Sophia Kintsurashvili, Lilian Edvall, Gvantsa Jobava.
Bakur Sulakauri Publishing, 2011

Illustrated by Sophia Kintsurashvili

To all displaced children, who cannot return home, and to people who have compassion upon others…



pg. 6 When I was a little girl I moved to a foreign maritime town together with my parents. My father was a military engineer. Mom was a music teacher. We lived in a city that was really bigger and I’d never seen the sea there.



pg. 7  The new house stood in the middle of a vast yard with an orchard. We met a dog in the yard. We made friends with the dog right away.






pg. 9 I liked the house very much. I could peep in under the house and discover too many things that had gathered there in the course of time.



pg. 10 There was a tall chimney in the centre of the house. One could see it from each room.



pg. 11 I used to open the doors and span round the chimney. I liked the never‐ending road too much.



pg. 12 I spent my time mostly in the yard. I just could not be bored with it.

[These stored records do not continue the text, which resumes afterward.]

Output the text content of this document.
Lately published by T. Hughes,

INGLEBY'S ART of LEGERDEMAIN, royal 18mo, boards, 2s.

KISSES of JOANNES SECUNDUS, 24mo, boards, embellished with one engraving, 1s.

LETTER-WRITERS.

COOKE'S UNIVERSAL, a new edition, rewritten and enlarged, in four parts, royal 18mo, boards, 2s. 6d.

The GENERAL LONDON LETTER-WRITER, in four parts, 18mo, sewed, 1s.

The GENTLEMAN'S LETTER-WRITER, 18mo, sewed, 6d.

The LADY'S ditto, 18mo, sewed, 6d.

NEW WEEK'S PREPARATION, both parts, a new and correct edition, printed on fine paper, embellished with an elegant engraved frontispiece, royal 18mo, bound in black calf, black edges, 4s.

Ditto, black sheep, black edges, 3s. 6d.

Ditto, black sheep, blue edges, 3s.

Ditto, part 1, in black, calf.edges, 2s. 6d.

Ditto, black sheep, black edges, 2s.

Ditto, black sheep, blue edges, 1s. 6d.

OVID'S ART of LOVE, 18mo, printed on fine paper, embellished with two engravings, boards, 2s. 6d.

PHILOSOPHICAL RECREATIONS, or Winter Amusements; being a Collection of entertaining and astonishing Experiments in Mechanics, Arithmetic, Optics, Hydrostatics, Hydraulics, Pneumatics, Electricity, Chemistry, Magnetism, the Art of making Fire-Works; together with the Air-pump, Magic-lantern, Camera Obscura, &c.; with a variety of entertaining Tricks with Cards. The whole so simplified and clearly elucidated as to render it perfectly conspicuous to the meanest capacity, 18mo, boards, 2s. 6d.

A layer’s cackle was a sign that there was an egg waiting for me in the hencoop. It was always warm. Mom had never brought me any warm eggs in the city.

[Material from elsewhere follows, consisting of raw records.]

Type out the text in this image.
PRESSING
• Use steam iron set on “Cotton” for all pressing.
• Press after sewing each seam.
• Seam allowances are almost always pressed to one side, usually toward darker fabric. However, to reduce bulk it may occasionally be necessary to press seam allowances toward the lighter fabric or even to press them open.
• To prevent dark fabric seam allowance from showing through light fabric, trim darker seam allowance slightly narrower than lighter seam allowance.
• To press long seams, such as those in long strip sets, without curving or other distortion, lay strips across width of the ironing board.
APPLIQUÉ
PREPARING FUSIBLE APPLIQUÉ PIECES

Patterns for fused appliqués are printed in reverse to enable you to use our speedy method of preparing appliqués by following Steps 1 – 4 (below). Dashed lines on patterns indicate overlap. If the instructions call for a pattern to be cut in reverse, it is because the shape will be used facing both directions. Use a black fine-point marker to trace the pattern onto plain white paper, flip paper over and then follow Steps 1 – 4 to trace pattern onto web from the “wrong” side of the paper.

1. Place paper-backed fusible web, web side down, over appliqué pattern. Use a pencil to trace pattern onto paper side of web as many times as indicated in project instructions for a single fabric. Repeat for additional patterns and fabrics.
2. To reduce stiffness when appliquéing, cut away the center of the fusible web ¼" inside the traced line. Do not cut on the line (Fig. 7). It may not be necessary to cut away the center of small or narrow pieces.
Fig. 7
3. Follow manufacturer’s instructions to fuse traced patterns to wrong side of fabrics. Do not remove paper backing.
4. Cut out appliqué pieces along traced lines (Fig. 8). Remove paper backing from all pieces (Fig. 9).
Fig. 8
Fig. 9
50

pg.13 We’d even ducklings there. They were fidgety and curious. I gave them different names and I never mixed them up.



pg. 14 Once, when I was playing with the little ducks I heard a strange rustle. A rat darted out from somewhere. It sank its teeth into duckling Mashka and dragged her under the coop. I began cry: Mooommm!



pg. 15 Mom, help! The rat’s taken Mashka!!!!!!!



pg. 16 Mom happened to be very brave. She shoved her hand under the coop and pulled Mashka out of the rat’s mouth. Mashka was trembling all over. The rat made off and disappeared for good.



pg. 17 Mashka recovered soon. The duckling always accompanied me. It was always warm in the town. Many of the trees were green even in winter. I’d never seen how tangerines ripened on trees before.



pg. 18 Once I was playing in the orchard and I noticed something in the grass. It was a box! I swept the leaves and the grass from the box and opened it… There were some pretty pebbles and seashells in the box. I also found a red ribbon and a ring in it. The ring was the right size for me. One could think it was really mine. I took the box to mom immediately. Mom shrugged her shoulders for she did not know how the box could appear over there. I decided to keep the box together with my toys.



pg. 19 One day we saw a strange woman through one of the windows of the house.



pg. 20 When the woman came nearer to the window, she uttered: “Can good ever come out of evil”? I couldn’t understand the words then.



pg. 21 Mom said hello to the woman and asked me to go to my room.



pg. 22 Everything changed that day.



pg. 23 My parents had never quarreled before. And mom had never hurled a cup to the floor.



pg. 24 Once, when they were quarreling again I heard how mom said: “… but they were turned out of here”!



pg. 25 One morning I was walking together with my doll. I had put the ring on. “Take it off”, said mom when she noticed the ring. Mom seemed to be troubled. I felt hurt but I put the ring back into the box.



pg. 26 I often saw that mom was sad. She didn’t want to stay home. She didn’t even play the piano as frequently as she usually did. And my dad didn’t croon any more. “What happened?” I used to ask them. “Nothing”, said mom in a small voice and fondled me.



pg. 27 And I could not enjoy all the playing with the ducklings as before.



pg. 28 We left the house soon.



pg. 29 I had to leave the dog, the ducklings and the warm eggs… I took the box though.



pg. 30 We came back to our country. Mom was cheerful again. And my dad started to croon from time to time. I was glad too. But there was no sea in the city to see through my room’s window.



pg. 31 I went to school and turned into a busy lady. But I often remembered the words that the woman had said: “Can good ever come out of evil”?!



pg. 32 Long after my father told me what it was then. It happened in the evening.



pg. 33 It turned out that there lived some other family in the house before we arrived. A mother, a dad, a grandpa and their little girl, who collected everything in the box. Then the war broke out and they were made to leave the house. They had no time even to take their clothes.



pg. 34 Years have passed but I still take care of the box. The ring too small for me now. Probably it’s small for that little girl too… Sometimes I fancy she’s my sister. I often think about her.



pg. 35 Where’s she now? Maybe she’s returned home?




pg. 36 I have already grown up but I still miss the house. I think that the girl missed the house even more than me because it was her home!